Sangre de copiloto (2017, Biblioteca Brautigan)

aki

Dichos de Aki

Blandir la inactividad o decir “no estoy inspirado”, como lo hace Aki Kaurismaki, se oye disruptivamente silencioso, aún más si lo dice un cineasta. El cine se concibió alguna vez como un hacer más o menos febril, a contramano, por ejemplo, de la pintura y la escritura, cuyos resultados —un cuadro, un libro— llevaban algo más de tiempo para salir al ruedo del mercado. Hoy no; hoy los ritmos están más o menos a la par. Publicar escrituras, cualquiera sea su tipo, resulta casi más instantáneo como publicar un video; todo el mundo sufre de una inspiración incontenible, o tal vez “parecen todos César Aira”, como dice Pedro Mairal. La lectura, en tanto, aún tiene un ritmo distinto: está más sobrepasada que nunca, aparecen miles de escrituras mientras se lee una sola palabra; y aun así, la crítica se sostiene sobre una o dos premisas y rápidamente profiere su dictamen, sin el cual, por supuesto, no puede vivir. Entonces el silencioso “no-hacer” de Aki no provoca más que indiferencia en un entorno para el cual el mucho-hacer funciona ante todo como una carta de legitimación.

Pero Aki viene y dice: yo ya no hago nada, ni cine, ni nada. Es como si hacer algo, una película en primer lugar, pero también cualquier cosa, de inmediato entrara en juego con el andamiaje del capitalismo. El cine tal vez desde sus inicios cargue con ese peso, o con esa ligereza, como la primera gran forma de arte producida —la palabra no es casual— por el capitalismo. Es muy realista el cine en ese sentido, inmediatiza un problema que para otras artes se presenta después o no se presenta nunca.

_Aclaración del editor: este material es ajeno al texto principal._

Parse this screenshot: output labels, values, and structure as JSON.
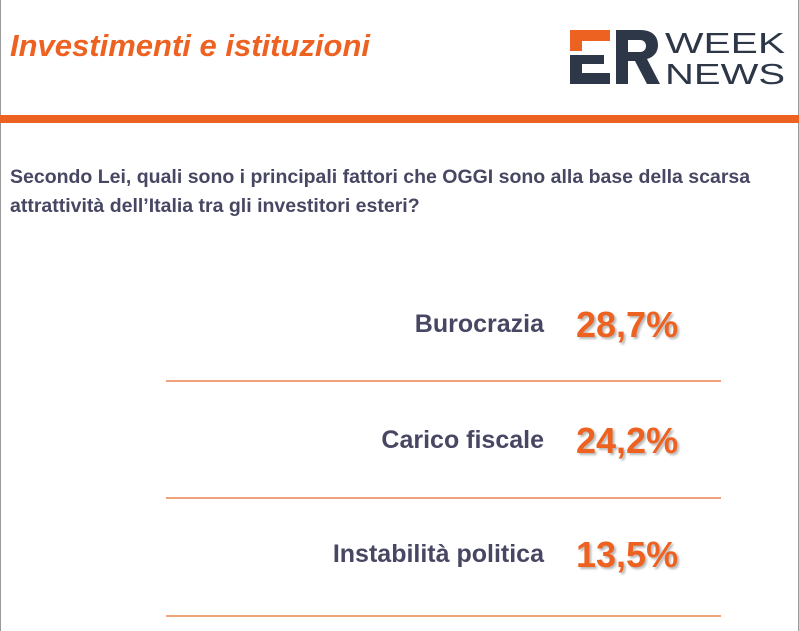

En su factura misma interviene el problema del dinero, de los medios y tecnologías de producción; es un hacer empresarial pero a la vez proletario, acusa de inmediato una ausencia que está ahí para recordarle su dependencia junto a su potencia transformadora. ¿Ha cambiado esto con la expansión de la autoría? En la sociedad de la inspiración —la misma por la cual la autoría obedecía a ciertas reglas y exclusiones para circular— se realizan películas por doquier, a cada instante. Ahí está la cartelera, en tu whatsapp. Mírala. Es infinita. Pero nunca suficiente.

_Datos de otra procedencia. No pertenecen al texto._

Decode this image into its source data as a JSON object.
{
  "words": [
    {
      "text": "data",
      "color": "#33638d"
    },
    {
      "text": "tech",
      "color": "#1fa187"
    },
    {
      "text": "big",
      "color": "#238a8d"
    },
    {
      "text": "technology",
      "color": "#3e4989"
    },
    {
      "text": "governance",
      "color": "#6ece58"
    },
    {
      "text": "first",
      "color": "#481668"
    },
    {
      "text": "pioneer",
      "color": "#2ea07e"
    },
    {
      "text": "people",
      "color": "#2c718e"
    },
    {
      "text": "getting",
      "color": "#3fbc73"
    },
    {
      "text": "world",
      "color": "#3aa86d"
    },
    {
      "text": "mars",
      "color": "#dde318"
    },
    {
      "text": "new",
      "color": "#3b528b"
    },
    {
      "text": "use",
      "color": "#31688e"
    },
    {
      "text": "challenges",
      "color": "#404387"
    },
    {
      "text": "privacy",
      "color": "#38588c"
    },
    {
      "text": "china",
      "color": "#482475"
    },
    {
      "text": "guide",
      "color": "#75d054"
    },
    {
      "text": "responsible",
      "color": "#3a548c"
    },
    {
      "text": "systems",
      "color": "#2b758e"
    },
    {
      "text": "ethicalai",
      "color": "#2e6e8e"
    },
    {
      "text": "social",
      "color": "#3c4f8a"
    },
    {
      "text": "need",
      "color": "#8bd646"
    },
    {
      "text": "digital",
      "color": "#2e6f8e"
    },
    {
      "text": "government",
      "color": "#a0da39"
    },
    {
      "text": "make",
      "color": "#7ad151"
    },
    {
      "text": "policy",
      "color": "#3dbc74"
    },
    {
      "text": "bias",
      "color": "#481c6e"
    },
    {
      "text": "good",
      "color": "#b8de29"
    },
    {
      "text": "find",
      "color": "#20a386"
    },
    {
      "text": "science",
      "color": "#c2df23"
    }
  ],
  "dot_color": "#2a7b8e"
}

No se trata de romantizar la inactividad ni la pereza ni la mística. Habríamos de aprender al menos algo de la vanguardia histórica, de esa breve época del cine pre-industrial, cuando el cine no era solamente, como dice Aki, un medio para amansar trabajadores. Se trata del aprecio por el no-hacer. Ni siquiera habría que decirlo. Pero el silencio tampoco alcanza; el silencio en ocasiones hace demasiado, tiene cara de estar muy inspirado él también.

Con el no-hacer tenemos una relación permanente, difícil, tal vez subterránea o por lo menos latente. ¿Cómo entrar en él, y aún más: en el no-suceder? Para ponerlo en términos de Macedonio Fernández (algo así como nuestro filósofo de la Nada): el hacer es la pura omisión del no-hacer. Marca un hito de discontinuidad, interrumpe una línea de inactividad, la fiesta de la siesta de los Aki, donde tal vez hay películas pero no se filma nada.

(Sala de ensayo)
Fotografía: Draupadí de Mora


Martín Cinzano (Guayaquil, 1977) escribió el libro de crónicas Perdido (Ciudad de México, UACM), los poemarios Peatonal (Cuernavaca, La Ratona Cartonera) y Yo ya (Santiago, G0 Ediciones), además de la novela En pana (Santiago, Libros del Laurel) y el desplegable Cuando vienen poetas (La Plata, Gatos Negros Ediciones). Coedita la revista cartonera PUF! en la colonia Obrera de la Ciudad de México.